A Medida Provisória 540/2011 prevê restituição de tributos para a indústria exportadora, desoneração da folha de pagamentos para setores específicos e aproveitamento de créditos tributários oriundos da aquisição de bens de capital. A proposta integra a política de expansão industrial adotada pelo governo como resposta à crise econômica global.
O relator da MP, deputado Renato Molling (PP-RS), negocia ajustes na alíquota substitutiva da contribuição previdenciária, inicialmente fixada em 1,5% sobre o faturamento bruto, com representantes dos setores calçadista, de confecção, móveis e software.
De acordo com estimativa do governo, a renúncia fiscal prevista com as medidas é de aproximadamente R$ 2,4 bilhões em 2011 e R$ 15,3 bilhões em 2012. Para compensar a perda de receita, estão previstas alterações no IOF sobre operações de crédito (Decreto 7.458/2011) e aumento da carga tributária sobre cigarros, medida incluída na própria MP.

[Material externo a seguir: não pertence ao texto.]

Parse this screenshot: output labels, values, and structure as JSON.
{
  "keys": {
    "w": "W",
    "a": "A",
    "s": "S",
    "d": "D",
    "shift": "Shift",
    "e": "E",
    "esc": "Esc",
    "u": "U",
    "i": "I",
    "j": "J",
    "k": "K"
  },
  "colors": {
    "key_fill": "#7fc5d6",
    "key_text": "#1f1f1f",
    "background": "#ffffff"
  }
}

Criação de fundo para exportação
A Medida Provisória 541/2011 institui o Fundo de Financiamento à Exportação (FFEX), com foco em micro, pequenas e médias empresas exportadoras. O novo fundo contará com um aporte inicial de até R$ 1 bilhão e visa oferecer regras mais ágeis de financiamento, especialmente para empresas com base tecnológica.

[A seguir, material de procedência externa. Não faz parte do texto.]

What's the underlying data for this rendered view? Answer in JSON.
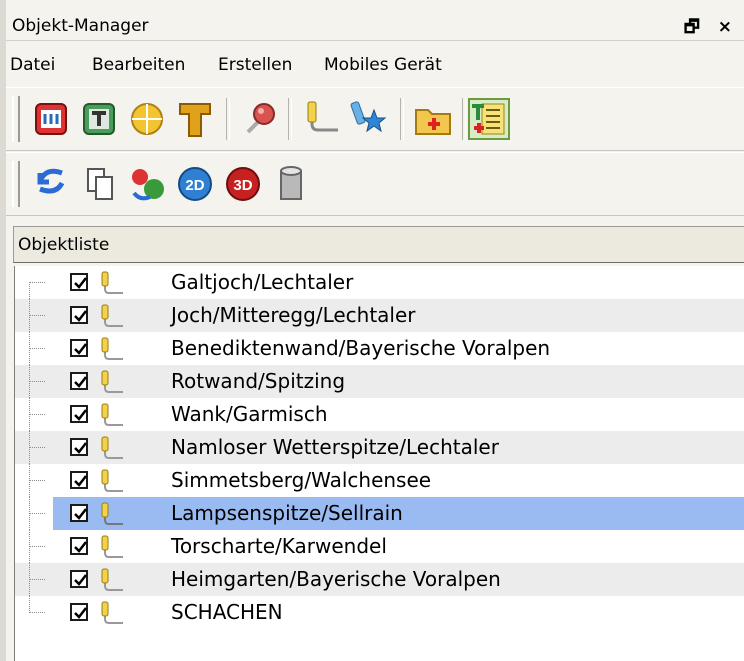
{
  "window": {
    "title": "Objekt-Manager",
    "controls": "🗗 ×"
  },
  "menu": [
    "Datei",
    "Bearbeiten",
    "Erstellen",
    "Mobiles Gerät"
  ],
  "toolbar1": [
    "folder-group-icon",
    "text-tool-icon",
    "crosshair-icon",
    "text-t-icon",
    "pin-icon",
    "track-pen-icon",
    "star-pen-icon",
    "folder-add-icon",
    "list-edit-icon"
  ],
  "toolbar2": [
    "undo-icon",
    "copy-icon",
    "refresh-icon",
    "view-2d-icon",
    "view-3d-icon",
    "database-icon"
  ],
  "list": {
    "header": "Objektliste",
    "items": [
      "Galtjoch/Lechtaler",
      "Joch/Mitteregg/Lechtaler",
      "Benediktenwand/Bayerische Voralpen",
      "Rotwand/Spitzing",
      "Wank/Garmisch",
      "Namloser Wetterspitze/Lechtaler",
      "Simmetsberg/Walchensee",
      "Lampsenspitze/Sellrain",
      "Torscharte/Karwendel",
      "Heimgarten/Bayerische Voralpen",
      "SCHACHEN"
    ],
    "selected": "Lampsenspitze/Sellrain"
  },
  "colors": {
    "selection": "#99bbf1",
    "alt_row": "#ececec"
  }
}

A MP também altera normas relativas ao apoio a produtos e processos inovadores e amplia o papel do Inmetro nos processos de importação, reforçando o controle de qualidade e certificação.
Tributação de derivativos cambiais
A Medida Provisória 539/2011, que tranca a pauta do Plenário, trata da cobrança de IOF sobre contratos de derivativos vinculados ao dólar. O objetivo é conter a especulação financeira que pressiona a valorização do real. O Decreto 7.536/2011 fixa a alíquota inicial em 1%, com possibilidade de elevação para até 25%, conforme autorização legislativa.

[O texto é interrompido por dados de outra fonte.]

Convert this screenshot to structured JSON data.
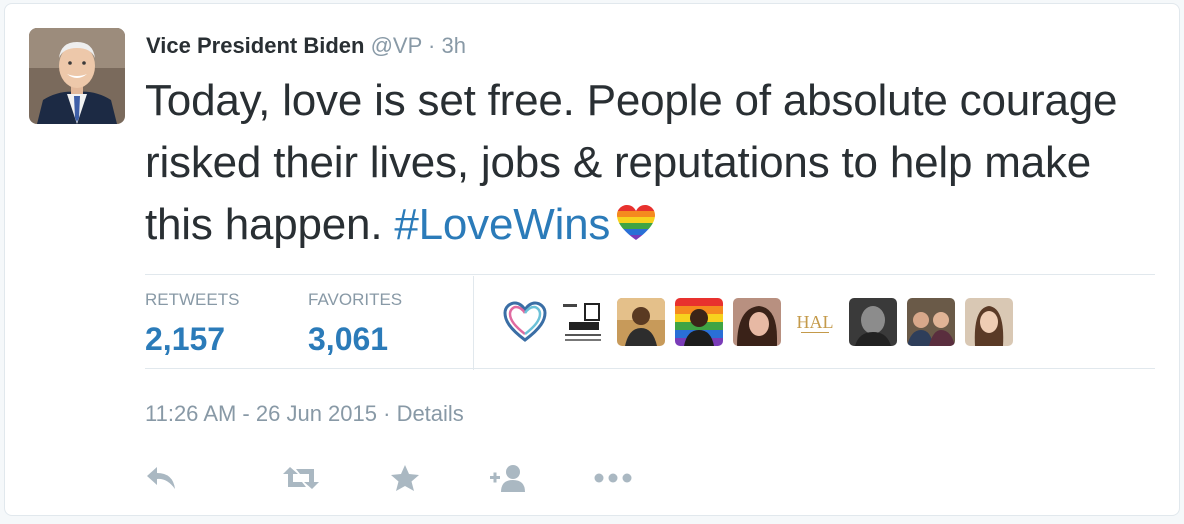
{
  "tweet": {
    "author_name": "Vice President Biden",
    "author_handle": "@VP",
    "separator": "·",
    "relative_time": "3h",
    "text_part1": "Today, love is set free. People of absolute courage risked their lives, jobs & reputations to help make this happen. ",
    "hashtag": "#LoveWins",
    "emoji_icon": "rainbow-heart-icon"
  },
  "stats": {
    "retweets_label": "RETWEETS",
    "retweets_value": "2,157",
    "favorites_label": "FAVORITES",
    "favorites_value": "3,061"
  },
  "favoriters": [
    "heart-logo-avatar",
    "business-card-avatar",
    "user-photo-avatar",
    "rainbow-photo-avatar",
    "user-photo-avatar",
    "hal-logo-avatar",
    "user-photo-avatar",
    "group-photo-avatar",
    "user-photo-avatar"
  ],
  "meta": {
    "timestamp": "11:26 AM - 26 Jun 2015",
    "separator": "·",
    "details_link": "Details"
  },
  "actions": {
    "reply_icon": "reply-icon",
    "retweet_icon": "retweet-icon",
    "favorite_icon": "star-icon",
    "follow_icon": "follow-icon",
    "more_icon": "more-icon"
  },
  "colors": {
    "text": "#292f33",
    "muted": "#8899a6",
    "link": "#2b7bb9",
    "border": "#e1e8ed",
    "icon": "#aab8c2"
  }
}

Empresas como BM&FBovespa e Cetip solicitaram o adiamento da cobrança, agora prevista para ter início em 05 de outubro de 2011, para adequar os sistemas de registro e recolhimento dos tributos.
Nova Secretaria da Micro e Pequena Empresa
Consta ainda da pauta o Projeto de Lei 865/2011, de autoria do Executivo, que cria a Secretaria da Micro e Pequena Empresa, com status ministerial. O novo órgão será vinculado diretamente à Presidência da República e terá como responsabilidade a formulação e implementação de políticas públicas voltadas ao segmento.
A proposta tramita com urgência constitucional, o que também contribui para o trancamento da pauta legislativa, obrigando sua deliberação antes de outras matérias ordinárias.
Perda de competitividade
As medidas provisórias refletem uma estratégia de curto e médio prazo do governo federal para enfrentar os impactos da crise econômica internacional sobre a indústria brasileira, especialmente no que diz respeito à perda de competitividade do setor exportador. Embora a renúncia fiscal estimada seja expressiva, o governo aposta na compensação via aumento de tributos sobre segmentos específicos e na geração de atividade econômica.
Contudo, a complexidade operacional das MPs e o número de setores afetados exigem negociação constante entre o Executivo e o Congresso, além de diálogo com os segmentos produtivos. A efetividade das ações dependerá da capacidade de execução técnica, da conjuntura cambial internacional e da resposta da indústria brasileira às novas condições de financiamento e tributação.